Paper No. 72-7
Presentation Time: 10:40 AM
INSIGHTS FROM THE FAILED MIDCONTINENT RIFT INTO THE EVOLUTION OF CONTINENTAL RIFTS, PASSIVE CONTINENTAL MARGINS, AND OTHER FAILED RIFTS
A decade of recent studies of North America's 1.1 Ga failed Midcontinent Rift (MCR), catalyzed by the EarthScope program, yield new insight into the rift’s formation and evolution, the processes of continental rifting and passive continental margin formation, and other major failed rifts in central North America. Structural modeling constrained by surface exposures, seismic, gravity, and other data reveal a history of extension, volcanism, sedimentation, subsidence, and inversion giving rise to a thick, dense, and highly magnetized volcanic section underlain by thinned and underplated crust.

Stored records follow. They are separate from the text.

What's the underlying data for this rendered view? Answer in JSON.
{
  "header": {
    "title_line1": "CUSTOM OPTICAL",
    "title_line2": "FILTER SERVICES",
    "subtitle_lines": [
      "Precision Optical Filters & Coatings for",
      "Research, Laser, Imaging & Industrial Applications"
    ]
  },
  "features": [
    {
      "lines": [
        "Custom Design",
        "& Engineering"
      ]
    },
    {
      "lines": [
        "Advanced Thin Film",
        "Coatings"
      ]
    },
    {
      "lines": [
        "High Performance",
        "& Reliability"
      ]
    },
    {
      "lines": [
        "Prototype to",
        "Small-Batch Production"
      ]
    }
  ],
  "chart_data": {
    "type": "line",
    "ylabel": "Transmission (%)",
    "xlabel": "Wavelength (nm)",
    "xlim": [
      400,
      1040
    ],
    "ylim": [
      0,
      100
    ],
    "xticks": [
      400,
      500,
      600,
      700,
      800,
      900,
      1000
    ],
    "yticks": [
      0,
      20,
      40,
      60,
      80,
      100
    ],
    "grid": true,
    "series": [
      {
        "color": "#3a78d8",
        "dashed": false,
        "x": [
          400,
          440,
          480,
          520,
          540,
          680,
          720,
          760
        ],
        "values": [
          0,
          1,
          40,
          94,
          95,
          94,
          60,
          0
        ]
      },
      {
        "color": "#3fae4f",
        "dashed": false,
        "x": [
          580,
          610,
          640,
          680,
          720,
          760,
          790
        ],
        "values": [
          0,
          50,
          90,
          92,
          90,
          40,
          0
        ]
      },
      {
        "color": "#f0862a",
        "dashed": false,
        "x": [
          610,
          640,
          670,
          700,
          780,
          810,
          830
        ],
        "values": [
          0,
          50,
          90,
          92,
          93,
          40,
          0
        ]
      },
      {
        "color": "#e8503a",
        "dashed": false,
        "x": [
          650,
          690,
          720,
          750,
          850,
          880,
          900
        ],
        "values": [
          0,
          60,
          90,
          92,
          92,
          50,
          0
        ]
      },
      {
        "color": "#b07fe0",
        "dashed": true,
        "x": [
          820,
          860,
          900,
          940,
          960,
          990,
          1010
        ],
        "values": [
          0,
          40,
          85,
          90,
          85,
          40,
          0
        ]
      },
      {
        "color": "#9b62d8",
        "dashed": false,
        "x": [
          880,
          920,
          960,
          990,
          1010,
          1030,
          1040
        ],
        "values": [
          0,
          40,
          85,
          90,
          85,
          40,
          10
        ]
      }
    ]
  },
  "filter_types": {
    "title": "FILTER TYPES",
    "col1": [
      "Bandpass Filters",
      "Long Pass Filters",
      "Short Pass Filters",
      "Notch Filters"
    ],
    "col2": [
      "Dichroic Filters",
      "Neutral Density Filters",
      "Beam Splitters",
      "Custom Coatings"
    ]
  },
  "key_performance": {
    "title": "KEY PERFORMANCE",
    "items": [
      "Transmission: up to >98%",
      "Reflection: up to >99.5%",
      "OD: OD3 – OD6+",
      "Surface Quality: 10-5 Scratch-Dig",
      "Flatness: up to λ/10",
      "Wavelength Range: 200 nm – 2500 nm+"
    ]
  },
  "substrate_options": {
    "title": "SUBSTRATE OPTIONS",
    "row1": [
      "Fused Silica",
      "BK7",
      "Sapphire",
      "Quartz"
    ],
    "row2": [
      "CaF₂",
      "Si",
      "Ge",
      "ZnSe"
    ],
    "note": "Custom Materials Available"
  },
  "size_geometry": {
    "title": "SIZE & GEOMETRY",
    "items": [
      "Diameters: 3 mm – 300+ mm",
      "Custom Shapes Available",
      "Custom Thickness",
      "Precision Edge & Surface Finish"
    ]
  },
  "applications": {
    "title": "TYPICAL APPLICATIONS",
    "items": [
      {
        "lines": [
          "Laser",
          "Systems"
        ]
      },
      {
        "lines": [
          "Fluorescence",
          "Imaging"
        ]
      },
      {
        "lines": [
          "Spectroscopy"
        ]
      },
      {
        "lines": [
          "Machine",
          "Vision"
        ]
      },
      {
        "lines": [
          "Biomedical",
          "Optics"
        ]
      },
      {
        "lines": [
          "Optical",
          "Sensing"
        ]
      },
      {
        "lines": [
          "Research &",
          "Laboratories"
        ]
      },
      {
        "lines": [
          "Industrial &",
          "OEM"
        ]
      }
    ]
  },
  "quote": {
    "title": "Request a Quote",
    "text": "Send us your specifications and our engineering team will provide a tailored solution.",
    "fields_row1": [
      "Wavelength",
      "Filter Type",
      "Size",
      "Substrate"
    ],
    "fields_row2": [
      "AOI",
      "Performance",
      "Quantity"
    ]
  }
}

These features are analogous to those at volcanic passive margins, which are characterized by thick sequences of volcanic rocks yielding magnetic anomalies landward of and sometimes larger than the oldest spreading anomalies. The MCR thus preserves a snapshot of the process by which actively extending rifts, characterized by upwelling mantle and negative gravity anomalies, evolve either into failed and often inverted rifts without upwelling mantle and positive gravity anomalies or into passive continental margins. It also gives insight into two other major failed rifts, the Southern Oklahoma Aulacogen and Reelfoot Rift, which formed in similar tectonic settings and followed similar evolutionary paths. All three formed during rifting associated with Laurentia’s interactions within the supercontinent of Rodinia, via formation of microplates between the diverging major plates analogous to those observed in present-day rifting. These rifting events are recorded by directional changes in apparent polar wander (APW) paths, as often observed in association with plate boundary reorganizations such as continental rifting or major collisional orogenies.